Assistant Hennepin County Attorney Amy Sweasy argued that Xiong, 31, was negligent for stashing the weapon between a pillow and a mattress in the master bedroom where the children played unattended.
The gun was one of eight that police found in Xiong’s south Minneapolis home, where the family’s four children lived.
Meshbesher countered that the gun was safely hidden between the headboard and the mattress in a holster, and although loaded, it was not likely to be found by the 4-year-old.
The conviction calls for four years in prison under state guidelines, although Judge Daniel Moreno will make the final decision when Xiong is sentenced June 27. Hennepin County Attorney Mike Freeman said that the case is the fourth in recent years involving a child hurt or killed by a gun carelessly left out by a father or other male and that there was little hesitation when it came to charging Xiong.
“We need to send messages,” Freeman said. “We’re not looking for profound penalties for these people. We’re looking for messages: Don’t keep loaded handguns accessible to kids.”
Freeman said it wasn’t prosecutors’ intent to take the case to trial. He wouldn’t specify what offers were made, but said they included time less than the four years that Xiong could receive.
“When we negotiated in good faith, he said he refused to accept a deal that required him to acknowledge responsibility, and clearly he needed to acknowledge responsibility,” Freeman said.
A presentence investigation is necessary before the prosecution decides what sentence it will ask Moreno to give Xiong.

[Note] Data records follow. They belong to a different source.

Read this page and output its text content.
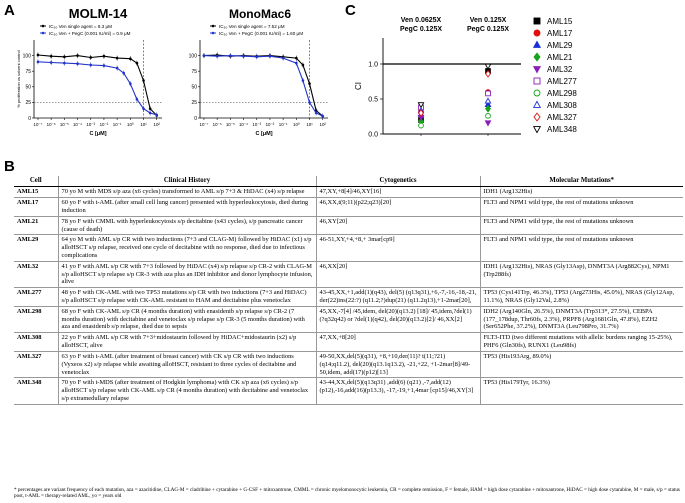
A	C
B
MOLM-14
IC₅₀ Ven single agent = 8.3 μM
IC₅₀ Ven + PegC (0.001 IU/ml) = 0.9 μM
0
25
50
75
100
10⁻⁷ 10⁻⁶ 10⁻⁵ 10⁻⁴ 10⁻³ 10⁻² 10⁻¹ 10⁰ 10¹ 10²
C [μM]
% proliferation vs solvent control
MonoMac6
IC₅₀ Ven single agent = 7.52 μM
IC₅₀ Ven + PegC (0.001 IU/ml) = 1.60 μM
0
25
50
75
100
10⁻⁷ 10⁻⁶ 10⁻⁵ 10⁻⁴ 10⁻³ 10⁻² 10⁻¹ 10⁰ 10¹ 10²
C [μM]
Ven 0.0625X
PegC 0.125X
Ven 0.125X
PegC 0.125X
0.0
0.5
1.0
CI
AML15
AML17
AML29
AML21
AML32
AML277
AML298
AML308
AML327
AML348
Cell	Clinical History	Cytogenetics	Molecular Mutations*
AML15	70 yo M with MDS s/p aza (x6 cycles) transformed to AML s/p 7+3 & HiDAC (x4) s/p relapse	47,XY,+8[4]/46,XY[16]	IDH1 (Arg132His)
AML17	60 yo F with t-AML (after small cell lung cancer) presented with hyperleukocytosis, died during induction	46,XX,t(9;11)(p22;q23)[20]	FLT3 and NPM1 wild type, the rest of mutations unknown
AML21	78 yo F with CMML with hyperleukocytosis s/p decitabine (x43 cycles), s/p pancreatic cancer (cause of death)	46,XY[20]	FLT3 and NPM1 wild type, the rest of mutations unknown
AML29	64 yo M with AML s/p CR with two inductions (7+3 and CLAG-M) followed by HiDAC (x1) s/p alloHSCT s/p relapse, received one cycle of decitabine with no response, died due to infectious complications	46-51,XY,+4,+8,+ 3mar[cp9]	FLT3 and NPM1 wild type, the rest of mutations unknown
AML32	41 yo F with AML s/p CR with 7+3 followed by HiDAC (x4) s/p relapse s/p CR-2 with CLAG-M s/p alloHSCT s/p relapse s/p CR-3 with aza plus an IDH inhibitor and donor lymphocyte infusion, alive	46,XX[20]	IDH1 (Arg132His), NRAS (Gly13Asp), DNMT3A (Arg882Cys), NPM1 (Trp288fs)
AML277	48 yo F with CK-AML with two TP53 mutations s/p CR with two inductions (7+3 and HiDAC) s/p alloHSCT s/p relapse with CK-AML resistant to HAM and decitabine plus venetoclax	43-45,XX,+1,add(1)(q43), del(5) (q13q31),+6,-7,-16,-18,-21, der(22)ins(22:?) (q11.2;?)dup(21) (q11.2q13),+1-2mar[20],	TP53 (Cys141Trp, 46.3%), TP53 (Arg273His, 45.0%), NRAS (Gly12Asp, 11.1%), NRAS (Gly12Val, 2.8%)
AML298	68 yo F with CK-AML s/p CR (4 months duration) with enasidenib s/p relapse s/p CR-2 (7 months duration) with decitabine and venetoclax s/p relapse s/p CR-3 (5 months duration) with aza and enasidenib s/p relapse, died due to sepsis	45,XX,-7[4] /45,idem, del(20)(q13.2) [18]/ 45,idem,?del(1)(?q32q42) or ?del(1)(q42), del(20)(q13.2)[2]/ 46,XX[2]	IDH2 (Arg140Gln, 26.5%), DNMT3A (Trp313*, 27.5%), CEBPA (177_178dup, Thr60fs, 2.3%), PRPF8 (Arg1681Gln, 47.8%), EZH2 (Ser652Phe, 37.2%), DNMT3A (Leu798Pro, 31.7%)
AML308	22 yo F with AML s/p CR with 7+3+midostaurin followed by HiDAC+midostaurin (x2) s/p alloHSCT, alive	47,XX,+8[20]	FLT3-ITD (two different mutations with allelic burdens ranging 15-25%), PHF6 (Gln30fs), RUNX1 (Leu98fs)
AML327	63 yo F with t-AML (after treatment of breast cancer) with CK s/p CR with two inductions (Vyxeos x2) s/p relapse while awaiting alloHSCT, resistant to three cycles of decitabine and venetoclax	49-50,XX,del(5)(q31), +8,+10,der(11)? t(11;?21)(q14;q11.2), del(20)(q13.1q13.2), -21,+22, +1-2mar[8]/49-50,idem, add(17)(p12)[13]	TP53 (His193Arg, 89.0%)
AML348	70 yo F with t-MDS (after treatment of Hodgkin lymphoma) with CK s/p aza (x6 cycles) s/p alloHSCT s/p relapse with CK-AML s/p CR (4 months duration) with decitabine and venetoclax s/p extramedullary relapse	43-44,XX,del(5)(q13q31) ,add(6) (q21) ,-7,add(12) (p12),-16,add(16)(p13.3), -17,-19,+1,4mar [cp15]/46,XY[3]	TP53 (His179Tyr, 16.3%)
* percentages are variant frequency of each mutation, aza = azacitidine, CLAG-M = cladribine + cytarabine + G-CSF + mitoxantrone, CMML = chronic myelomonocytic leukemia, CR = complete remission, F = female, HAM = high dose cytarabine + mitoxantrone, HiDAC = high dose cytarabine, M = male, s/p = status post, t-AML = therapy-related AML, yo = years old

Meshbesher said each of the offers made to Xiong included a plea to a felony with some jail time and a lengthy probation period. It was unsatisfactory, he said, and Xiong knew of the risks of taking the case to trial.
Meshbesher slammed Freeman as making his client’s entire case about politics.
“Mr. Freeman did not try this case; Mr. Freeman was not in that courtroom. Mr. Freeman holds press conferences because he is an elected official,” Meshbesher said. “This is not politics. This is somebody’s life.”
Asked whether the case was political, Freeman responded with an incredulous “No.”
“Why does this guy need to leave seven guns in a house with five kids?” he said. “A kindergartner, a 4-year-old, a 2-year-old and a 1-year old with no toys, except Daddy’s loaded guns. Go figure.”